Elle voit aussi sa famille voler en éclats. En 2019, sa maman demande le divorce. Le couple est trop éprouvé par le drame. Longtemps, Colleen va lui en vouloir. « Lelandais nous a tout enlevé, jusqu'à notre vie de famille », raconte Colleen.
Mais finalement, c’est unis et soudés que Jennifer, Joachim et Colleen se rendront au procès de Nordahl Lelandais en janvier 2022. Les « quatre mousquetaires » ne sont plus que trois, mais ils sont déterminés à se battre pour Maëlys.
Colleen de Araujo : sa « haine » contre Nordahl Lelandais
L’épreuve du procès est de taille pour la famille. Pendant les trois semaines d’audience, devant la cour d’assises de l’Isère, ils sont confrontés à nouveau aux détails les plus insoutenables sur la mort de la fillette, et surtout, au regard de son meurtrier.
Dans le box, Nordahl Lelandais livre des explications qui sont loin de convaincre Colleen.
« J’ai haï tous ses mots, toutes ses excuses sans remords », a-t-elle lâché dans Paris Match.
L’adolescente avait ému -et impressionné - la cour en invectivant directement le suspect, alors qu’elle témoignait à la barre.
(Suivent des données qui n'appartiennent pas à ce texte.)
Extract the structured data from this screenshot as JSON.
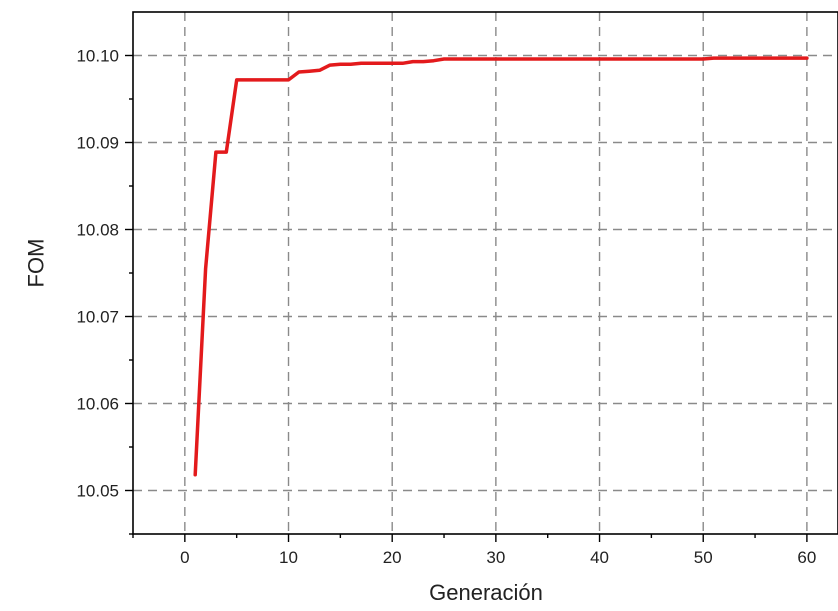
{
  "chart_data": {
    "type": "line",
    "title": "",
    "xlabel": "Generación",
    "ylabel": "FOM",
    "xlim": [
      -5,
      63
    ],
    "ylim": [
      10.045,
      10.105
    ],
    "xticks": [
      0,
      10,
      20,
      30,
      40,
      50,
      60
    ],
    "xtick_labels": [
      "0",
      "10",
      "20",
      "30",
      "40",
      "50",
      "60"
    ],
    "yticks": [
      10.05,
      10.06,
      10.07,
      10.08,
      10.09,
      10.1
    ],
    "ytick_labels": [
      "10.05",
      "10.06",
      "10.07",
      "10.08",
      "10.09",
      "10.10"
    ],
    "grid": true,
    "series": [
      {
        "color": "#e31a1c",
        "x": [
          1,
          2,
          3,
          4,
          5,
          6,
          7,
          8,
          9,
          10,
          11,
          12,
          13,
          14,
          15,
          16,
          17,
          18,
          19,
          20,
          21,
          22,
          23,
          24,
          25,
          26,
          27,
          28,
          29,
          30,
          31,
          32,
          33,
          34,
          35,
          36,
          37,
          38,
          39,
          40,
          41,
          42,
          43,
          44,
          45,
          46,
          47,
          48,
          49,
          50,
          51,
          52,
          53,
          54,
          55,
          56,
          57,
          58,
          59,
          60
        ],
        "y": [
          10.0518,
          10.0755,
          10.0889,
          10.0889,
          10.0972,
          10.0972,
          10.0972,
          10.0972,
          10.0972,
          10.0972,
          10.0981,
          10.0982,
          10.0983,
          10.0989,
          10.099,
          10.099,
          10.0991,
          10.0991,
          10.0991,
          10.0991,
          10.0991,
          10.0993,
          10.0993,
          10.0994,
          10.0996,
          10.0996,
          10.0996,
          10.0996,
          10.0996,
          10.0996,
          10.0996,
          10.0996,
          10.0996,
          10.0996,
          10.0996,
          10.0996,
          10.0996,
          10.0996,
          10.0996,
          10.0996,
          10.0996,
          10.0996,
          10.0996,
          10.0996,
          10.0996,
          10.0996,
          10.0996,
          10.0996,
          10.0996,
          10.0996,
          10.0997,
          10.0997,
          10.0997,
          10.0997,
          10.0997,
          10.0997,
          10.0997,
          10.0997,
          10.0997,
          10.0997
        ]
      }
    ]
  }
}
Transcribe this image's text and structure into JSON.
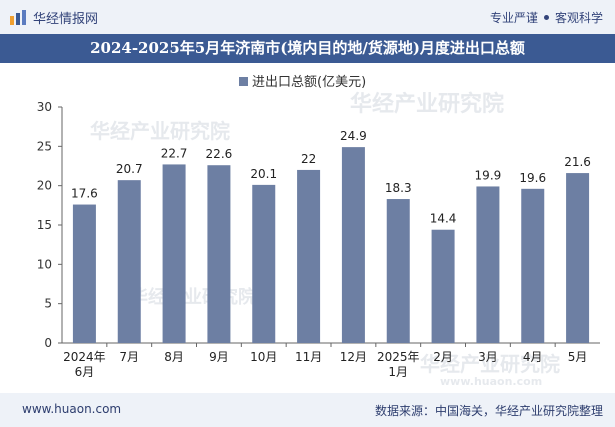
{
  "header": {
    "brand": "华经情报网",
    "tagline_left": "专业严谨",
    "tagline_right": "客观科学"
  },
  "title": "2024-2025年5月年济南市(境内目的地/货源地)月度进出口总额",
  "legend_label": "进出口总额(亿美元)",
  "watermark": "华经产业研究院",
  "watermark_url": "www.huaon.com",
  "footer": {
    "url": "www.huaon.com",
    "source": "数据来源：中国海关，华经产业研究院整理"
  },
  "colors": {
    "bar": "#6d7fa3",
    "header_bg": "#eef2f8",
    "title_bg": "#3b5a93",
    "brand": "#33447a"
  },
  "chart_data": {
    "type": "bar",
    "categories": [
      "2024年\n6月",
      "7月",
      "8月",
      "9月",
      "10月",
      "11月",
      "12月",
      "2025年\n1月",
      "2月",
      "3月",
      "4月",
      "5月"
    ],
    "series": [
      {
        "name": "进出口总额(亿美元)",
        "values": [
          17.6,
          20.7,
          22.7,
          22.6,
          20.1,
          22,
          24.9,
          18.3,
          14.4,
          19.9,
          19.6,
          21.6
        ]
      }
    ],
    "value_labels": [
      "17.6",
      "20.7",
      "22.7",
      "22.6",
      "20.1",
      "22",
      "24.9",
      "18.3",
      "14.4",
      "19.9",
      "19.6",
      "21.6"
    ],
    "yticks": [
      "0",
      "5",
      "10",
      "15",
      "20",
      "25",
      "30"
    ],
    "ylim": [
      0,
      30
    ],
    "legend_position": "top-center",
    "grid": false
  }
}
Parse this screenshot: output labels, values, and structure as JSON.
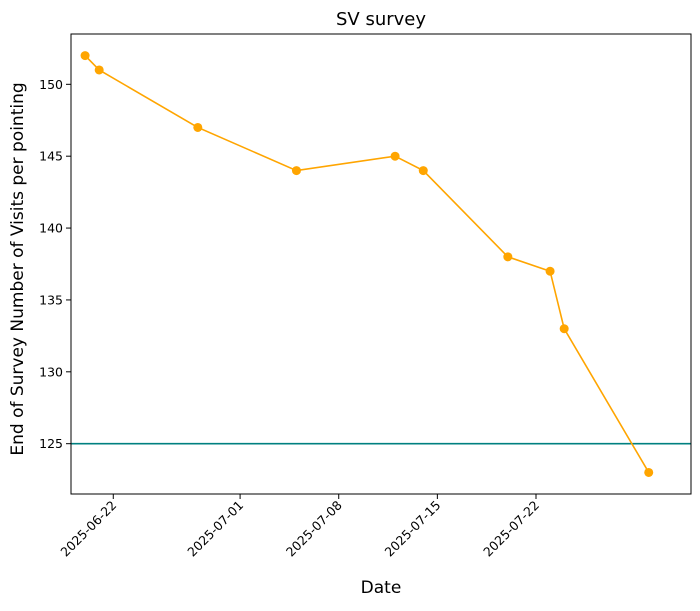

Elle avait alors lancé, pleine d’assurance, ces mots en direction de l’accusé :
« Regardez-moi et répondez à ma question : qu’est-ce qui vous empêchait de dire où elle était pendant ces six mois ? Pour nous, c’était de la torture. Dites-nous si vous l’avez violée ? Et quels ont été ces derniers mots sur cette terre ? »
Dans Paris Match, Colleen est revenue sur ce moment fort et cathartique : « c’est essentiel pour moi de savoir pourquoi il a tué ma sœur. Mais le principal est de lui avoir parlé et posé ces questions. Je ne crois pas en ses fausses excuses, ni en ses différentes versions, et pas en ses larmes ».
L’adolescente a poursuivi : « C’était sidérant, aussi, de l’entendre nous dire : “Vous n’y êtes pour rien.” Ah ! On n’est pas responsables ? Comme il est gentil ! C’était le pompon. On se demande où il va chercher tout ça. Il n’a jamais été convaincant. Aucune empathie, aucune conscience. C’est sans doute pour cela qu’il a pris trente ans. »
Pour elle, Nordahl Lelandais est un personnage « sans courage », un « déchet ».
Aujourd’hui, près de deux mois après le procès, Colleen tente de se reconstruire, difficilement. « J'ai le contrecoup de tout, maintenant. Je me fais aider », a livré la jeune adolescente au magazine.